Metaphors and Their Explanations
In the discussion of what would make Paine a republican, the study used a metaphor to refer to what Paine felt about the ruling system. The metaphor, “baleful institution” of monarchy is used in the text (Lasch 177). Baleful means threatening or menacing in evil or destructive way. The metaphor gives the institution the power to attack and destroy as told by Paine. The description of the institution by Paine is about the corruption and selfishness practiced by the democratic system. Ethical communication would interpret the institution as one that practices a morally wrong culture. A destructive action would morally qualify as wrong and unethical (Cheney et al. 71). Thus, the institution is involved in unethical practices which makes it impure and dangerous. This metaphor shows the unethical state of the nation’s institutions.

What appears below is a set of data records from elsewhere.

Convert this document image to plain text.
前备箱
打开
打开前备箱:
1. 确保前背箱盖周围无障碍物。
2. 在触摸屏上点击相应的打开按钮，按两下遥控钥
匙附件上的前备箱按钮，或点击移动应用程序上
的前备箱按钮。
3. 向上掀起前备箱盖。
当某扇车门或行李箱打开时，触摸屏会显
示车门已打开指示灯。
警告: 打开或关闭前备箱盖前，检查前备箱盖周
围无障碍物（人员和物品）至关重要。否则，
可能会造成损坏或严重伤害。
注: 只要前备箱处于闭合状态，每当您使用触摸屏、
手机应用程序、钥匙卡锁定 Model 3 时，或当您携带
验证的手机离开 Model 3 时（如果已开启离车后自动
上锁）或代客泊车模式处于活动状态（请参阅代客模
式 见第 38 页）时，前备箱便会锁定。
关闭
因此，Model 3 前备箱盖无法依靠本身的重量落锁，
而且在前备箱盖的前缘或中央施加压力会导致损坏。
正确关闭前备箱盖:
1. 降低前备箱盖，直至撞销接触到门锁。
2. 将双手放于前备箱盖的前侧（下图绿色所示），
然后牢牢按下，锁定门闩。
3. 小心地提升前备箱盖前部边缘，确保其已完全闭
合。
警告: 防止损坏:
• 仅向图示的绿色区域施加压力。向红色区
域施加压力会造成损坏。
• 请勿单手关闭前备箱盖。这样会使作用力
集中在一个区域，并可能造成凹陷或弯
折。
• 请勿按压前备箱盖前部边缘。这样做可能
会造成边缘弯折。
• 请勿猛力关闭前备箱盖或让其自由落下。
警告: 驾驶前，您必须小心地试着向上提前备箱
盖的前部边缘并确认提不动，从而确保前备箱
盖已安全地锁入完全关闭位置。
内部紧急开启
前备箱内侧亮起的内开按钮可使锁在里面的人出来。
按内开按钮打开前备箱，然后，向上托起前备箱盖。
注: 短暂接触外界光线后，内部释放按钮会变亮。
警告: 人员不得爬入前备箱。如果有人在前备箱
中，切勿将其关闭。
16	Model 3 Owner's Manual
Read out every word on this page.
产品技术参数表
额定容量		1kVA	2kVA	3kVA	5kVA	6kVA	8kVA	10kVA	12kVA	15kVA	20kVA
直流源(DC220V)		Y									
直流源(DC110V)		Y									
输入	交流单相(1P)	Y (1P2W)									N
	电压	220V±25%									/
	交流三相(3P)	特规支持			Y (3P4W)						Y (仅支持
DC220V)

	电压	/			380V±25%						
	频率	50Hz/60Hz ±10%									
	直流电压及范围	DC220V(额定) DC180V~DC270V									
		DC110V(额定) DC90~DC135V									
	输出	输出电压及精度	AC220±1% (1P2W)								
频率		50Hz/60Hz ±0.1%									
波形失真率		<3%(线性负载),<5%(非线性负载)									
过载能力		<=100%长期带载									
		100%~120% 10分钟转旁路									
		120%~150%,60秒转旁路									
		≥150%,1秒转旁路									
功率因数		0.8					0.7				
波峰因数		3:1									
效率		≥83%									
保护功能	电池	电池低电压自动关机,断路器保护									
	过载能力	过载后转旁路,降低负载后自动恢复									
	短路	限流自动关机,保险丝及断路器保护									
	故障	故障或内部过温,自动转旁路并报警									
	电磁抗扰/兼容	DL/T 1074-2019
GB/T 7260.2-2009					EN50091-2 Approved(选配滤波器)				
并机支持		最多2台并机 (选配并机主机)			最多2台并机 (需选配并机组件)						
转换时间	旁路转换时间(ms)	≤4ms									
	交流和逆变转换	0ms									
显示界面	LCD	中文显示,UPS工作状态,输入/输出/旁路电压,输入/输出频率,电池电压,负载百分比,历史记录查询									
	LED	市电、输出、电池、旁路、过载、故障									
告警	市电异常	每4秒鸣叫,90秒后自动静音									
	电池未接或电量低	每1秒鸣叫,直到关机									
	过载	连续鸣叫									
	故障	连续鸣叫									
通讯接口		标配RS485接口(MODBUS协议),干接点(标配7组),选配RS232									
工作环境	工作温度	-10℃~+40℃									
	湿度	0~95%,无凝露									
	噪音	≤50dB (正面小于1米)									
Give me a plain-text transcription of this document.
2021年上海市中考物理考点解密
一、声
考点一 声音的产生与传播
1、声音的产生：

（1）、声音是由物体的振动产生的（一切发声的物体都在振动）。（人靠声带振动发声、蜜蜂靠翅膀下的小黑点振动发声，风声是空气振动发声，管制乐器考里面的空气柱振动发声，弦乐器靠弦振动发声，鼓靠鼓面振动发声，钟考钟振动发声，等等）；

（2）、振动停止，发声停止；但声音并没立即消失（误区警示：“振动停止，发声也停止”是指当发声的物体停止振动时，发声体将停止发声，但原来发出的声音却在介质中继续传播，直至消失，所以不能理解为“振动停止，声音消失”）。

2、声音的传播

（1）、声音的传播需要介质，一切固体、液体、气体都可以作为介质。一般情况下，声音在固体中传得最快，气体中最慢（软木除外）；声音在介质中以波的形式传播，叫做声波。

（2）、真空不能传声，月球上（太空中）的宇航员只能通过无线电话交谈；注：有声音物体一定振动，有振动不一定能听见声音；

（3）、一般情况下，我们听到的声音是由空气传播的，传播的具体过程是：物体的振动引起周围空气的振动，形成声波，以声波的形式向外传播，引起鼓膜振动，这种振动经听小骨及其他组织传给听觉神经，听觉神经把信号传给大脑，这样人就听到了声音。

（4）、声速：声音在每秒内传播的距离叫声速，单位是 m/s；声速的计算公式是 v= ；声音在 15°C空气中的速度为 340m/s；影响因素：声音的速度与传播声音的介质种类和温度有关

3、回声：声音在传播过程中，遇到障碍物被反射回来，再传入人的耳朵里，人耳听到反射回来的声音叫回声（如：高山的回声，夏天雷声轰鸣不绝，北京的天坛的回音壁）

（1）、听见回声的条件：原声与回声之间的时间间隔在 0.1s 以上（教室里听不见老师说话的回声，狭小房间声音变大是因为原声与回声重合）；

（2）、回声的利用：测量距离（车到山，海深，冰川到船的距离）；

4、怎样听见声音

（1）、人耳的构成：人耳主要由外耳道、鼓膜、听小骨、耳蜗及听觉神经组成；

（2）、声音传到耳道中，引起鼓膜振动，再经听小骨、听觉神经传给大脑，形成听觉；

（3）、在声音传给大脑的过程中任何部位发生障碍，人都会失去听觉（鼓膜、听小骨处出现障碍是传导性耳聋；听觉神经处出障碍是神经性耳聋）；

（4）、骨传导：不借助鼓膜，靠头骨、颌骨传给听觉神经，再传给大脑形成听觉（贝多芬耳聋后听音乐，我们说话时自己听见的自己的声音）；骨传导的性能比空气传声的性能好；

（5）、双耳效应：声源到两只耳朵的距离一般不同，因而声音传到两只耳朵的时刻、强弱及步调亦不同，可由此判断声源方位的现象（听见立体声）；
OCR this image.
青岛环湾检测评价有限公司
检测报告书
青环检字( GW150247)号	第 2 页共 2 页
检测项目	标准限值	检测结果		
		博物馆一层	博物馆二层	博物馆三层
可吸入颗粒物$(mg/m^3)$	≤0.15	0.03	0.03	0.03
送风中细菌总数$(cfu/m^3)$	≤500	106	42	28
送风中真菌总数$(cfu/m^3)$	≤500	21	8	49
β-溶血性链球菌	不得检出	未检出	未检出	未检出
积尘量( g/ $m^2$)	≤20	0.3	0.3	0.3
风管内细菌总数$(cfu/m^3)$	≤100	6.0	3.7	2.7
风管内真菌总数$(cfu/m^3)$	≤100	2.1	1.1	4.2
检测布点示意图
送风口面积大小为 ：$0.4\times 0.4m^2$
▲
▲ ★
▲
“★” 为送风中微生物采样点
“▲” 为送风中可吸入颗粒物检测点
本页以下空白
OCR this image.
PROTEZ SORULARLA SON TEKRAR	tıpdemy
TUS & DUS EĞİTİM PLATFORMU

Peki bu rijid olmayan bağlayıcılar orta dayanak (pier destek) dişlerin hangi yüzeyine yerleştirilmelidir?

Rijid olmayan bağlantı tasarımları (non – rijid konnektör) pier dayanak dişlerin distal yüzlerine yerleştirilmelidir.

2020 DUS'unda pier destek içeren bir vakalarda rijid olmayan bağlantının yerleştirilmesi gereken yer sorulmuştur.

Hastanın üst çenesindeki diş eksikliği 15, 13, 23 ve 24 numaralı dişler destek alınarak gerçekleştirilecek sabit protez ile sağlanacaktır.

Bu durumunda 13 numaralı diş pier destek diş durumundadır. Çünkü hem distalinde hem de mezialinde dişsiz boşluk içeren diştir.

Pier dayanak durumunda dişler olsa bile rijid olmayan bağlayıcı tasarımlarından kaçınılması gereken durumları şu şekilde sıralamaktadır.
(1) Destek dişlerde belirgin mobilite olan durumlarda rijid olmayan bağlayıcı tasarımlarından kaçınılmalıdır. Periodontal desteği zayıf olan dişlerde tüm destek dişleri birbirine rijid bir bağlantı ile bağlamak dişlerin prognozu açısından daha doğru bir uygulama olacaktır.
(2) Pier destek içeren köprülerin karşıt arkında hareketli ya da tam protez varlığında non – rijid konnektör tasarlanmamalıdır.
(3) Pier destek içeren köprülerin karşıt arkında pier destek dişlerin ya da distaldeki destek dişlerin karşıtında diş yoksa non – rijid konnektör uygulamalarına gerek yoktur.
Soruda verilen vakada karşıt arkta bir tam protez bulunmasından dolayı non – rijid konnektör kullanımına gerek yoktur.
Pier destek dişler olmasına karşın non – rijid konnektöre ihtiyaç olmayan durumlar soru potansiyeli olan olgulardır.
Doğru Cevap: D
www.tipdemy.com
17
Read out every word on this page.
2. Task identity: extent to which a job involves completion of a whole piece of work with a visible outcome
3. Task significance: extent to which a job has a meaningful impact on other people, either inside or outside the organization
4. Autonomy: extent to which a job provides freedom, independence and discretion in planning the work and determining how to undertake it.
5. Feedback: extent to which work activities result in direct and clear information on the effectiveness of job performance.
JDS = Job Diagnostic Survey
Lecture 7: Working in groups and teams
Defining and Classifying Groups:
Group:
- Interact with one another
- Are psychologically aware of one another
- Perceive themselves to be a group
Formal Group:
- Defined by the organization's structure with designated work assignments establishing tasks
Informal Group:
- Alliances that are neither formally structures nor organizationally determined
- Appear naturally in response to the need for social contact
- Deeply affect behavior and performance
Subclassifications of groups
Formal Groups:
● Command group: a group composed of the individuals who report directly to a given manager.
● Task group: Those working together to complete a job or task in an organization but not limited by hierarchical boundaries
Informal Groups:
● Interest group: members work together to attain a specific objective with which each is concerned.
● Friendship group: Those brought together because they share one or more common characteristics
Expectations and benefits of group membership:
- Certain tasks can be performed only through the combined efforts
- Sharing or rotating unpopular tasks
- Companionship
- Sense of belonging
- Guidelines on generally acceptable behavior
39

The second metaphor was developed from Cobbertt’s opinion referring the commerce as intended to unify the nation with foreign countries. In contrast, Cobbett felt that commerce was another source of “contagious effeminacy” (Lasch 181). The metaphoric concept gives effeminacy the ability to spreading from a person to another through contact. Effeminacy or the act of having female qualities found in a man is expected to be spread from one country to another. The effeminacy situation here shows undesired or wrong characteristics of a man. Thus, if the country accepts commerce, it accepts the wrong manly characteristics. In terms of ethical communication, anything contagious is wrong and dangerous (Cheney et al. 72). From that perspective, the action of entering to commerce to leverage with other countries is morally wrong. This metaphor shows the degradation of ethics in international relations.
Work Cited
Cheney, George, et al. The Handbook of Communication Ethics. Routledge, 2011.
Lasch, Christopher. The True and Only Heaven: Progress and Its Critics. New York: W.W. Norton &Co. (ISBN: 978-0393307955), 1991.